Oakland A's Notes: System Still Productive

Suzuki has been part of the Sac.-Oak. shuttle.

Before the season, numerous publications ranked the Oakland A's minor league system among the bottom half in major league baseball. The A's have made it a habit to defy expectations over the years, and the 2007 season is seemingly no different. While the A's Opening Day roster has been ravaged by injuries, the minor league system has kept the big league club afloat.

On Thursday, the Oakland A's finished off a tough road series win with an extra-innings thriller in Houston. The heroes of the game included a number of players who would have been found recently on the roster of the A's Triple-A affiliate, the Sacramento River Cats.

After starter Chad Gaudin was able to last only 4.1 innings against the Astros, the A's bullpen stepped in and threw 6.2 shut-out innings to give Oakland a chance to win the game in 10 innings.
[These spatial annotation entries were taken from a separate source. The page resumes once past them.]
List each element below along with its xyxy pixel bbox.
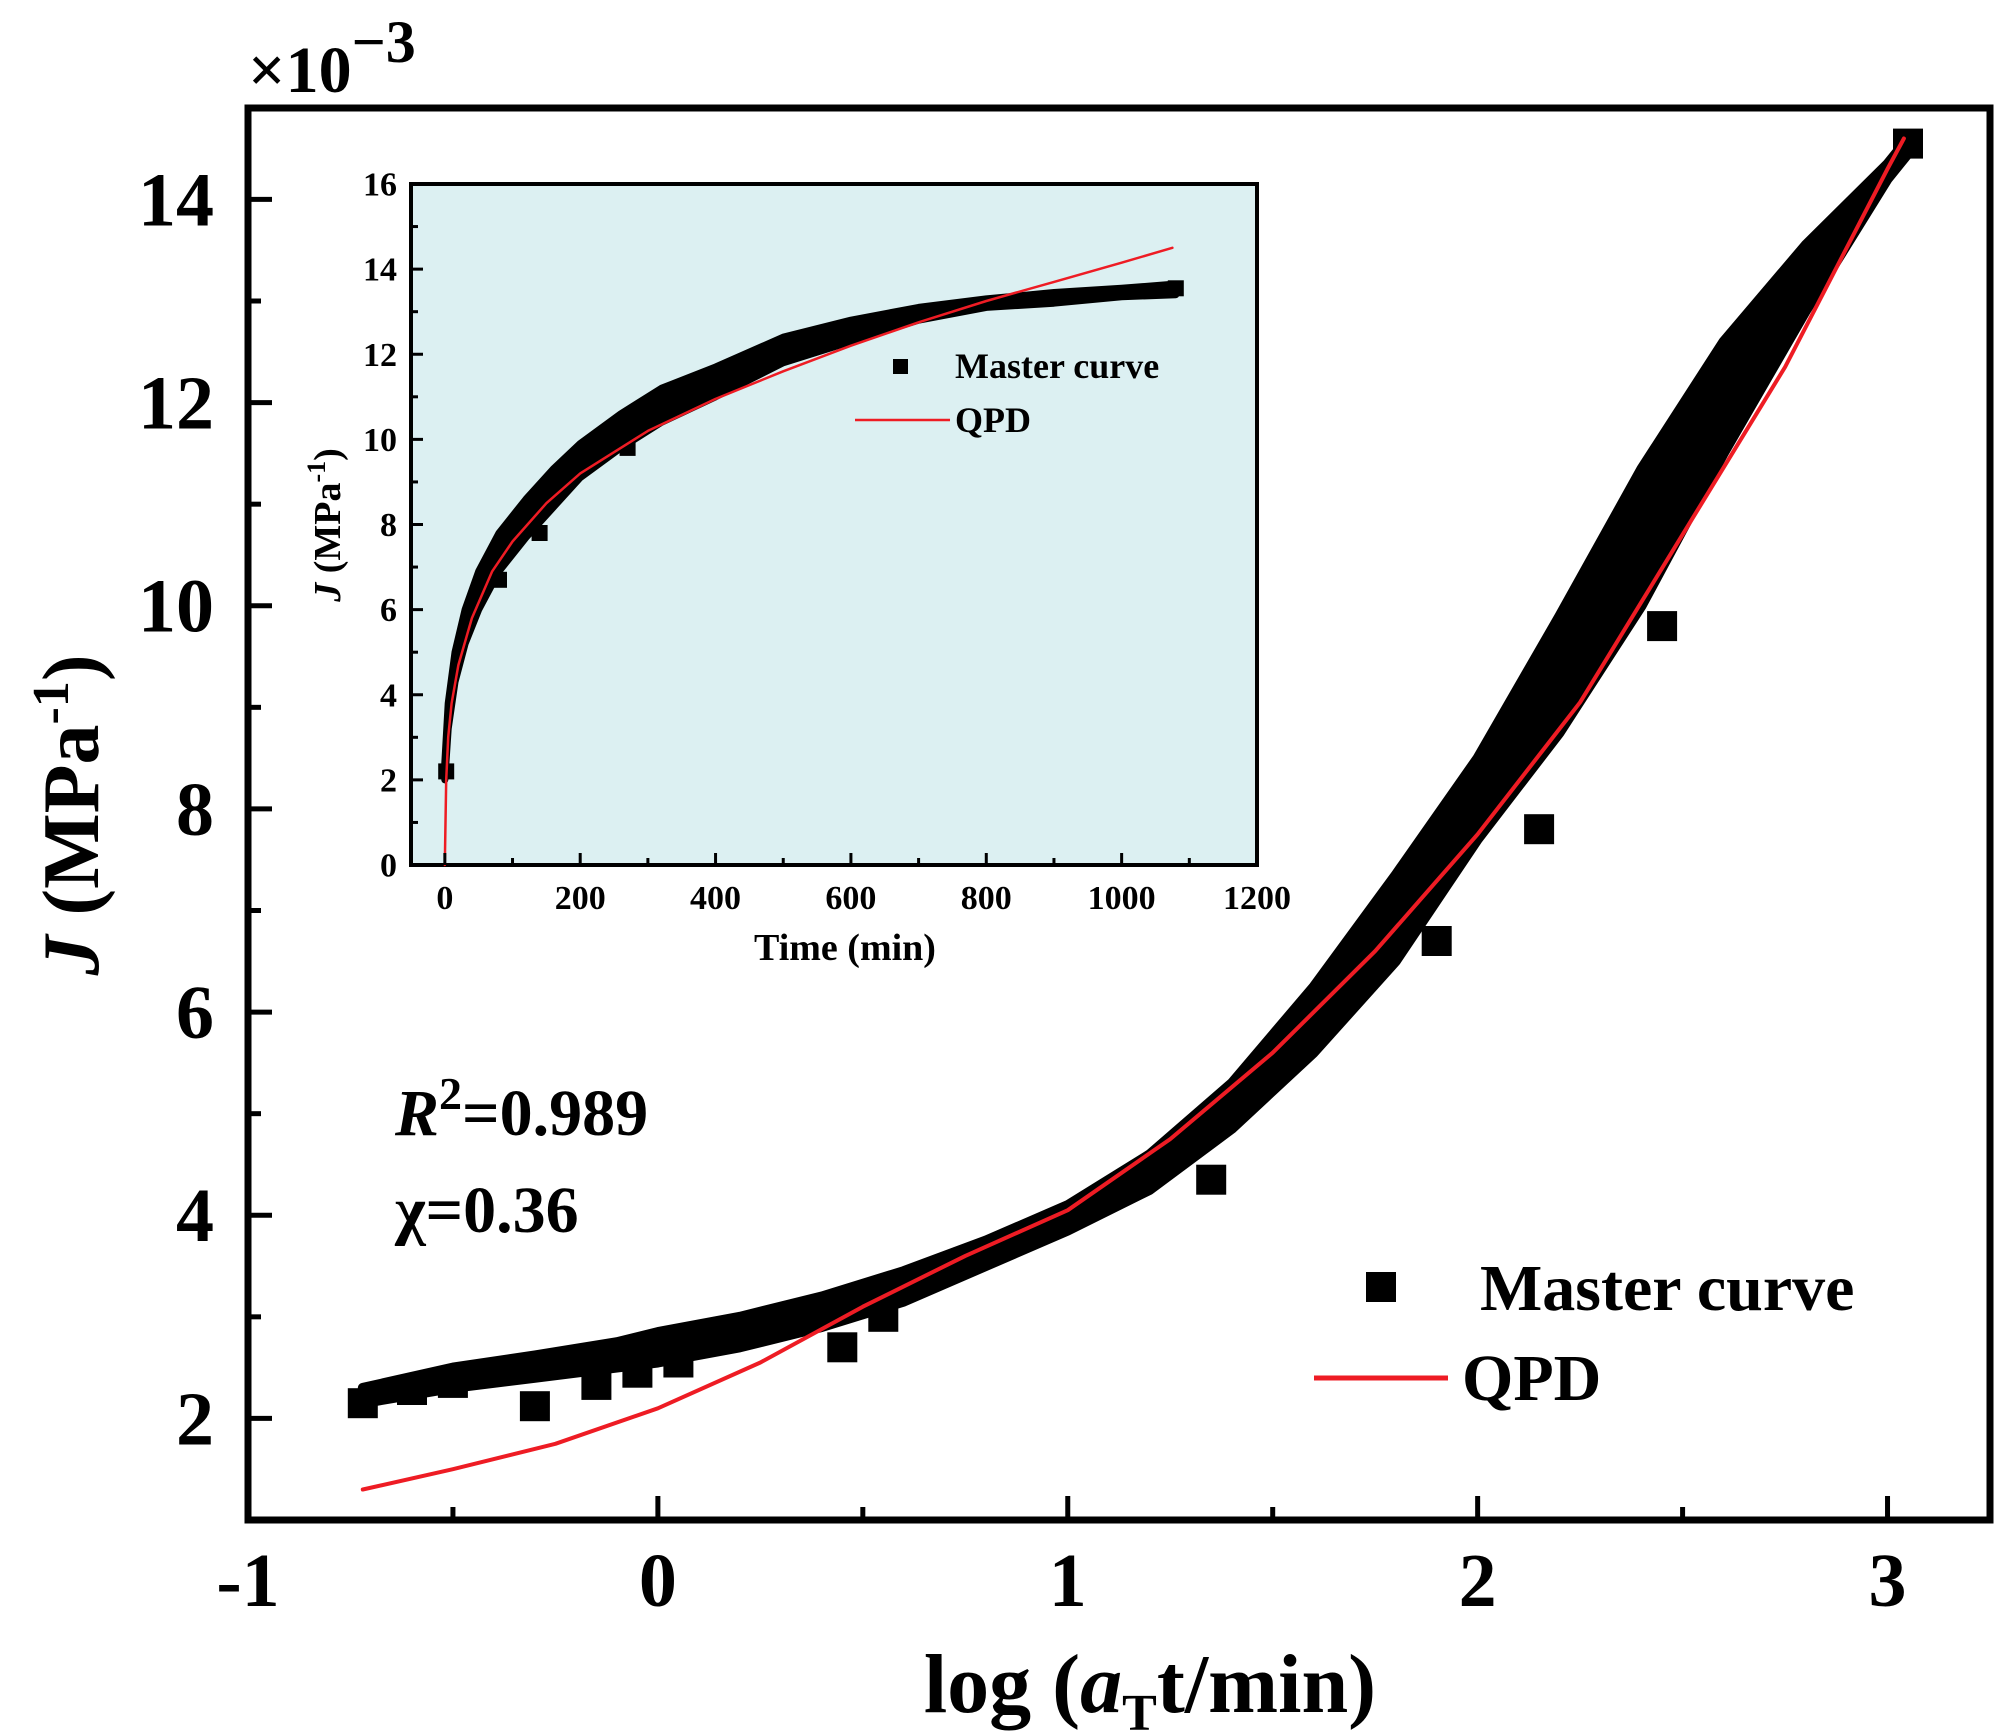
main-legend-label-qpd: QPD xyxy=(1462,1342,1601,1415)
inset-qpd-line xyxy=(443,246,1174,867)
main-qpd-line xyxy=(360,136,1906,1492)
main-master-curve-point xyxy=(1647,611,1678,642)
multiplier-prefix: ×10 xyxy=(248,34,352,107)
main-master-curve-point xyxy=(1196,1164,1227,1195)
main-x-tick-label: 3 xyxy=(1869,1539,1907,1623)
main-y-tick-label: 12 xyxy=(138,361,214,445)
inset-x-tick-label: 200 xyxy=(555,880,606,917)
inset-x-tick-label: 0 xyxy=(436,880,453,917)
main-master-curve-point xyxy=(1524,814,1555,845)
inset-master-curve-point xyxy=(619,439,636,456)
multiplier-exponent: −3 xyxy=(352,9,416,75)
inset-master-curve-point xyxy=(491,571,507,588)
main-y-axis: 2 4 6 8 10 12 14 xyxy=(138,158,272,1461)
main-master-curve-point xyxy=(622,1357,653,1388)
main-y-tick-label: 2 xyxy=(176,1377,214,1461)
inset-y-tick-label: 14 xyxy=(363,252,397,289)
inset-y-axis-label: J (MPa-1) xyxy=(302,448,349,603)
main-qpd-curve xyxy=(360,136,1906,1492)
main-x-axis-label: log (aTt/min) xyxy=(924,1638,1376,1733)
main-legend: Master curve QPD xyxy=(1314,1252,1854,1415)
main-x-tick-label: 2 xyxy=(1459,1539,1497,1623)
main-x-tick-label: 1 xyxy=(1049,1539,1087,1623)
inset-x-tick-label: 1200 xyxy=(1223,880,1291,917)
main-y-tick-label: 6 xyxy=(176,971,214,1055)
inset-y-tick-label: 12 xyxy=(363,337,397,374)
inset-x-axis-label: Time (min) xyxy=(754,927,936,969)
main-y-tick-label: 8 xyxy=(176,768,214,852)
main-master-curve-point xyxy=(519,1391,550,1422)
main-master-curve-point xyxy=(437,1367,468,1398)
inset-x-tick-label: 600 xyxy=(825,880,876,917)
r-squared-annotation: R2=0.989 xyxy=(394,1068,648,1150)
main-master-curve-point xyxy=(827,1332,858,1363)
main-y-tick-label: 14 xyxy=(138,158,214,242)
inset-x-axis: 0 200 400 600 800 1000 1200 xyxy=(436,853,1291,917)
inset-y-tick-label: 2 xyxy=(380,762,397,799)
inset-qpd-curve xyxy=(443,246,1174,867)
inset-x-tick-label: 400 xyxy=(690,880,741,917)
inset-y-axis: 0 2 4 6 8 10 12 14 16 xyxy=(363,167,423,885)
main-master-curve-point xyxy=(868,1301,899,1332)
inset-legend-label-master-curve: Master curve xyxy=(955,346,1159,386)
inset-x-tick-label: 1000 xyxy=(1088,880,1156,917)
inset-x-tick-label: 800 xyxy=(961,880,1012,917)
inset-plot: 0 200 400 600 800 1000 1200 0 2 4 6 8 10 12 14 16 Time… xyxy=(302,167,1291,969)
inset-y-tick-label: 4 xyxy=(380,677,397,714)
inset-master-curve-point xyxy=(531,525,548,541)
y-axis-multiplier: ×10−3 xyxy=(248,9,416,107)
main-master-curve-point xyxy=(663,1347,694,1378)
inset-legend: Master curve QPD xyxy=(855,346,1159,440)
inset-legend-label-qpd: QPD xyxy=(955,400,1031,440)
main-x-tick-label: -1 xyxy=(216,1539,279,1623)
inset-master-curve-point xyxy=(1167,280,1184,297)
inset-y-tick-label: 16 xyxy=(363,167,397,204)
inset-legend-marker xyxy=(893,359,908,374)
main-y-tick-label: 10 xyxy=(138,565,214,649)
main-legend-label-master-curve: Master curve xyxy=(1480,1252,1854,1325)
main-master-curve-point xyxy=(581,1369,612,1400)
main-master-curve-markers xyxy=(347,128,1923,1422)
main-master-curve-point xyxy=(1421,926,1452,956)
main-y-tick-label: 4 xyxy=(176,1174,214,1258)
inset-y-tick-label: 8 xyxy=(380,507,397,544)
inset-y-tick-label: 6 xyxy=(380,592,397,629)
main-x-axis: -1 0 1 2 3 xyxy=(216,1496,1907,1623)
main-legend-marker xyxy=(1366,1272,1396,1302)
main-y-axis-label: J (MPa-1) xyxy=(23,655,116,977)
main-master-curve-point xyxy=(397,1375,427,1405)
chi-annotation: χ=0.36 xyxy=(394,1174,579,1247)
inset-y-tick-label: 0 xyxy=(380,848,397,885)
main-x-tick-label: 0 xyxy=(639,1539,677,1623)
inset-y-tick-label: 10 xyxy=(363,422,397,459)
main-master-curve-point xyxy=(347,1388,378,1419)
That group of relievers included a number of recent River Cats: right-hander Colby Lewis, left-hander Ron Flores and right-hander Santiago Casilla.

Lewis, who was the River Cats' top starting pitcher at the beginning of the season, has been light's-out since being converted to relief after a poor first start versus the Chicago White Sox. Lewis has retired 21 consecutive batters and has not allowed a run since giving up 10 in that first start. He threw 1.1 perfect innings on Thursday.

Flores, a long-time River Cat, has also been effective since being promoted to Oakland. He has allowed only one run in 10 innings spread out over 12 appearances. He has six walks, but two were intentional. Flores has been shuttling back-and-forth between the A's bullpen and the River Cats bullpen in each of the last three seasons. For his major league career, the lefty has a 2.42 ERA in 48.1 innings.

Casilla may turn-out to be the story of the season if he continues to pitch like he has since his recall. The former top A's relief prospect had hit hard times since he revealed in 2005 that he was older than he had previously claimed (he also admitted that his name was not Jairo Garcia, as previously thought). After an inconsistent 2005 season with Sacramento and Oakland and an injury-plagued 2006 campaign, many viewed the 2007 season as Casilla's last real chance to make an impact in the big leagues. After a slow start in April for Sacramento, Casilla got hot in mid-May. He didn't allow a run in his last seven outings with the River Cats and put himself in a position to be recalled to the major leagues when the A's released Jay Witasick.

Since arriving in Oakland, Casilla has been nearly perfect. He hasn't allowed a run in eight outings, stretched over 10 innings. He has walked only two -- a good sign for a pitcher who has struggled with his control in prior big league stints -- and he has allowed only four hits. He also has eight strikeouts and has responded well in pressure-filled situations, saving two games and earning two wins. His first win and save came against the dangerous Boston Red Sox.

The contributions of the A's "minor league" relievers has been invaluable, as the team has had to cope with injuries to its top two relievers (Huston Street and Justin Duchscherer) and struggles from set-up man Kiko Calero. The A's have also had to move Chad Gaudin from the bullpen to the starting rotation thanks to injuries to Esteban Loaiza.

The A's minor league contributions have not been limited to the bullpen, however. Rookie Travis Buck has been one of the A's top offensive contributors when he has been in the line-up. His struggle to stay healthy may be the only thing keeping him from being a front-runner for AL Rookie of the Year right now. Buck has had both game-winning and game-tying hits, has ignited numerous game-winning rallies and has played surprisingly well on defense. For the season, the A's 2005 supplemental first round pick is batting .277/.374/.520. His slugging percentage is best on the team. Buck was originally scheduled to begin the year in Sacramento, but injuries to the A's outfield corps and a strong spring from Buck allowed him to make the jump from Double-A Midland to Oakland directly.

The A's have also seen the recent debut of top catching prospect Kurt Suzuki, and he has already made an impact despite not starting a game yet. On Tuesday in Houston, Suzuki came into the game late as a pinch-hitter. He didn't record a hit, but he made a terrific defensive play that helped push the game into extra-innings. On Thursday, Suzuki again entered the game late as a pinch-hitter. This time, he delivered a base-hit (his first major league hit) which set-up the game-winning hit by Jason Kendall. Suzuki was hitting .280 for the River Cats at the time of his promotion to Oakland. He is expected to start at catcher on Saturday versus the Cardinals.

Other A's call-ups from Sacramento this season have included Donnie Murphy, Hiram Bocachica (who had a homerun in an A's win), Danny Putnam (who filled in admirably in center and picked up his first major league homer and hit during his time with the A's), Dallas Braden (who picked up his first major league win) and Erasmo Ramirez.